Collaboration is key: working together to improve standards in surgical practice

20th January 2013

 

The traditionally trained UK plastic surgeon has pluripotent stem cell qualities. Their acquired skill set can be transformed to benefit to patient care in most spheres of sub-specialisation. Co-operation with colleagues from these disciplines is crucial to facilitate continued improvement in patient care. Ultimately, the benefit of this approach can only be judged by illustrating improved quality outcome, which we should all strive to measure.
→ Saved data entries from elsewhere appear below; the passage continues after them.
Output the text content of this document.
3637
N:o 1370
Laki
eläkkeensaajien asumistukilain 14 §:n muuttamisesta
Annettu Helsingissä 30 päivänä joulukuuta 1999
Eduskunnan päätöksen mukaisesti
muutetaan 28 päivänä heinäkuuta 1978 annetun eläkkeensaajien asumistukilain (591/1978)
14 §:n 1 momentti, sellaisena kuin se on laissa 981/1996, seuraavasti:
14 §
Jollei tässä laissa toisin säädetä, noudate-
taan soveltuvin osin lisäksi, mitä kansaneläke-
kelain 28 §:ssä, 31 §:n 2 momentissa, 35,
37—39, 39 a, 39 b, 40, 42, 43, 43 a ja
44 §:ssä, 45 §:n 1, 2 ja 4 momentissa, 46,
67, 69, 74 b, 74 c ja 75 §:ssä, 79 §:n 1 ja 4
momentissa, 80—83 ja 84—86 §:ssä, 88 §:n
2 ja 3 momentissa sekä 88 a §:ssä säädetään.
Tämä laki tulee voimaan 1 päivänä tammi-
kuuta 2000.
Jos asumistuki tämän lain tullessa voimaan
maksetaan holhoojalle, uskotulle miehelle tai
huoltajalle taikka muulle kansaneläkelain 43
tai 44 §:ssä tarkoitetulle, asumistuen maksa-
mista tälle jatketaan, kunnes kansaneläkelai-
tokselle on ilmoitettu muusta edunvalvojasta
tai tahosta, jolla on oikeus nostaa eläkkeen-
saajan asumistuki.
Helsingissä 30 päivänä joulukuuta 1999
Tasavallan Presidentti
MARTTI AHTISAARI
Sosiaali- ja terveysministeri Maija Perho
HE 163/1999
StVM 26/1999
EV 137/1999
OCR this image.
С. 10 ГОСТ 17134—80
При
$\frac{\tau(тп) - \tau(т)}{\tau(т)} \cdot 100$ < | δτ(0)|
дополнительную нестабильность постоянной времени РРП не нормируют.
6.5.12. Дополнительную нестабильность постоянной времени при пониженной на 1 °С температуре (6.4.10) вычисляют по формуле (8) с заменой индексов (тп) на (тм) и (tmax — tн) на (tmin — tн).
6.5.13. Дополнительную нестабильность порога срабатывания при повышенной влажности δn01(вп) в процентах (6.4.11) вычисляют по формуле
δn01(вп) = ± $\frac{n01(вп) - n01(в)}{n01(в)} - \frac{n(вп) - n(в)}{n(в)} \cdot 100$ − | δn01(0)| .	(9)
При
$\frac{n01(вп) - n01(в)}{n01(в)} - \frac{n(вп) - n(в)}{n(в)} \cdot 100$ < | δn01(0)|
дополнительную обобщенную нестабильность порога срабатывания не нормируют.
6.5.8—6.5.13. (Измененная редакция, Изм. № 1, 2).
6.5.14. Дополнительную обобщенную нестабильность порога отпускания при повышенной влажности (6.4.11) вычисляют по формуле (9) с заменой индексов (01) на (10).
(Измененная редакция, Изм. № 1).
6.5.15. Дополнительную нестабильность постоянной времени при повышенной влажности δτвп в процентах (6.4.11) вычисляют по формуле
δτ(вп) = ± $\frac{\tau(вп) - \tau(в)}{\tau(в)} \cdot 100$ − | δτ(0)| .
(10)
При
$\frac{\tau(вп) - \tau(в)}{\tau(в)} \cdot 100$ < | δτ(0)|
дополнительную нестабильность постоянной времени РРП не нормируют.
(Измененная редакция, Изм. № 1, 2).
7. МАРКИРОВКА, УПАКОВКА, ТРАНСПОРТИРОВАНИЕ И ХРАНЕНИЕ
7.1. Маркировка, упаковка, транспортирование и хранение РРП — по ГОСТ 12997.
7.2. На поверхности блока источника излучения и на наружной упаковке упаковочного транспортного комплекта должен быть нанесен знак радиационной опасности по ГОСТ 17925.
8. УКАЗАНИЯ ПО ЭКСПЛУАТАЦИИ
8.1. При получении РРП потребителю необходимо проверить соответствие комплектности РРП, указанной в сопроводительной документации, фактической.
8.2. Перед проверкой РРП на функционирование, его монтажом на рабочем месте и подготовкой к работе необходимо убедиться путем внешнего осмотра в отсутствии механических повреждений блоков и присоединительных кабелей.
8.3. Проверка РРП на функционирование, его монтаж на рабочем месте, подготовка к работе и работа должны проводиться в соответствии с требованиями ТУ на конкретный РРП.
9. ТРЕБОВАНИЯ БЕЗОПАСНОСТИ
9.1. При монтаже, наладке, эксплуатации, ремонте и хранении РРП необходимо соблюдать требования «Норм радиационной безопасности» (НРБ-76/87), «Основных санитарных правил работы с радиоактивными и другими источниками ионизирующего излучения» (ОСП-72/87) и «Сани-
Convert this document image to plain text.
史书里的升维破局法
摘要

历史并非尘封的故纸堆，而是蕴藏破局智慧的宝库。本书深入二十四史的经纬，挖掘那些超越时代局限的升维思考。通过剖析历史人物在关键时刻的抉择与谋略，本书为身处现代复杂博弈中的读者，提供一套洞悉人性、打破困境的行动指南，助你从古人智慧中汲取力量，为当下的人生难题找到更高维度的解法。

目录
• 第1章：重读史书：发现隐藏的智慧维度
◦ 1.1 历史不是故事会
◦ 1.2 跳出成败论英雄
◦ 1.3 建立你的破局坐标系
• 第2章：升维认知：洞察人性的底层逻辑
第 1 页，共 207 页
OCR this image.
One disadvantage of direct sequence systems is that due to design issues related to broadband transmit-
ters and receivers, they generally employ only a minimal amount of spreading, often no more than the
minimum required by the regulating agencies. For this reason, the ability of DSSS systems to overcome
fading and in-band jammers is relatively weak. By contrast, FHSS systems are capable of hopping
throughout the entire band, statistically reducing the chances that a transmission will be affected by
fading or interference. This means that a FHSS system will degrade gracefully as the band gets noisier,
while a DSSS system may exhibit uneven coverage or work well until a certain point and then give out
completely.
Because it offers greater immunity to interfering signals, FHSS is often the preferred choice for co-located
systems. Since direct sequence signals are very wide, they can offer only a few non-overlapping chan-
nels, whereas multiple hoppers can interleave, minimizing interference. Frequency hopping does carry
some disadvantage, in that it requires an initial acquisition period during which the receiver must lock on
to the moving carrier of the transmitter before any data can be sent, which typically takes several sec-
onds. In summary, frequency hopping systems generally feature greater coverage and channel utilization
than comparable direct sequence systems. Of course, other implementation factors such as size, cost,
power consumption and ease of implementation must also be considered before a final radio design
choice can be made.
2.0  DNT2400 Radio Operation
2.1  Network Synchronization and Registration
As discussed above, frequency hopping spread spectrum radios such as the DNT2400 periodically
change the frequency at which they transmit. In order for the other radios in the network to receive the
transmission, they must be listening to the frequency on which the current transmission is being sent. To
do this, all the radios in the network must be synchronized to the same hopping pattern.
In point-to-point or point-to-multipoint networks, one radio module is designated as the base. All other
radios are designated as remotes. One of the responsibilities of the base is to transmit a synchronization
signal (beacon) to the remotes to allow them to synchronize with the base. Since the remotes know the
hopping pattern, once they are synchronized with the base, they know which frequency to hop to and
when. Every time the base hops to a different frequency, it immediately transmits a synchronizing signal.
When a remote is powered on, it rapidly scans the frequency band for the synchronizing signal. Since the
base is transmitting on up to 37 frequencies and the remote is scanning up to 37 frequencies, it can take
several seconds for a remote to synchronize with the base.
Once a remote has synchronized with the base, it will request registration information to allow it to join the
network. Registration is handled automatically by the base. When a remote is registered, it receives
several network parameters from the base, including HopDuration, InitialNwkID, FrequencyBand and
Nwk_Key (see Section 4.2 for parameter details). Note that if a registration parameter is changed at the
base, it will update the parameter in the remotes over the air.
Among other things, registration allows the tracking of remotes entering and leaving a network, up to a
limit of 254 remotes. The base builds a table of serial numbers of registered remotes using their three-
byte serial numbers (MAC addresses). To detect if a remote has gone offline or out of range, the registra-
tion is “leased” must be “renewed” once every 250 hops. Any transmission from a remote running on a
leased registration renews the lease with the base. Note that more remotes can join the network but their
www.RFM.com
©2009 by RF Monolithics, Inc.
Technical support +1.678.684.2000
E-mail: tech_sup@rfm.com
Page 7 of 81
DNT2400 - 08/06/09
Breast surgery is a typical example of this phenomenon. Breast surgeons have a huge interest in the role reconstructive surgery has in improving the outcome of their patients. Testament to this is the competition for inter-specialty fellowships. The Association of Breast Surgery (ABS) and BAPRAS have fostered this enthusiasm and I have had the pleasure to be invited to join the faculty for courses at the Royal College of Surgeons, ABS annual conferences, Glasgow ABS Trainees meeting and most recently the MS in Oncoplastic Breast Surgery.

Hopefully, by illustrating some techniques and perspectives on reconstructive issues, an exchange of ideas is stimulated and the surgical care of breast cancer will continue to evolve. Indeed, the upsurge in therapeutic mammoplasty, sometimes combined with primary chemotherapy, is a great example of this approach.

The diversity of surgical skills required to treat breast patients from stereotactic percutaneous resections to perforator based free tissue transfer, mean that the ‘oncoplastic’ breast surgery is a team not an individuals’ specialty. Continued co-operation between BAPRAS and ABS will achieve the goal of the right surgeon(s), performing the right operation, on the right patient, at the right time.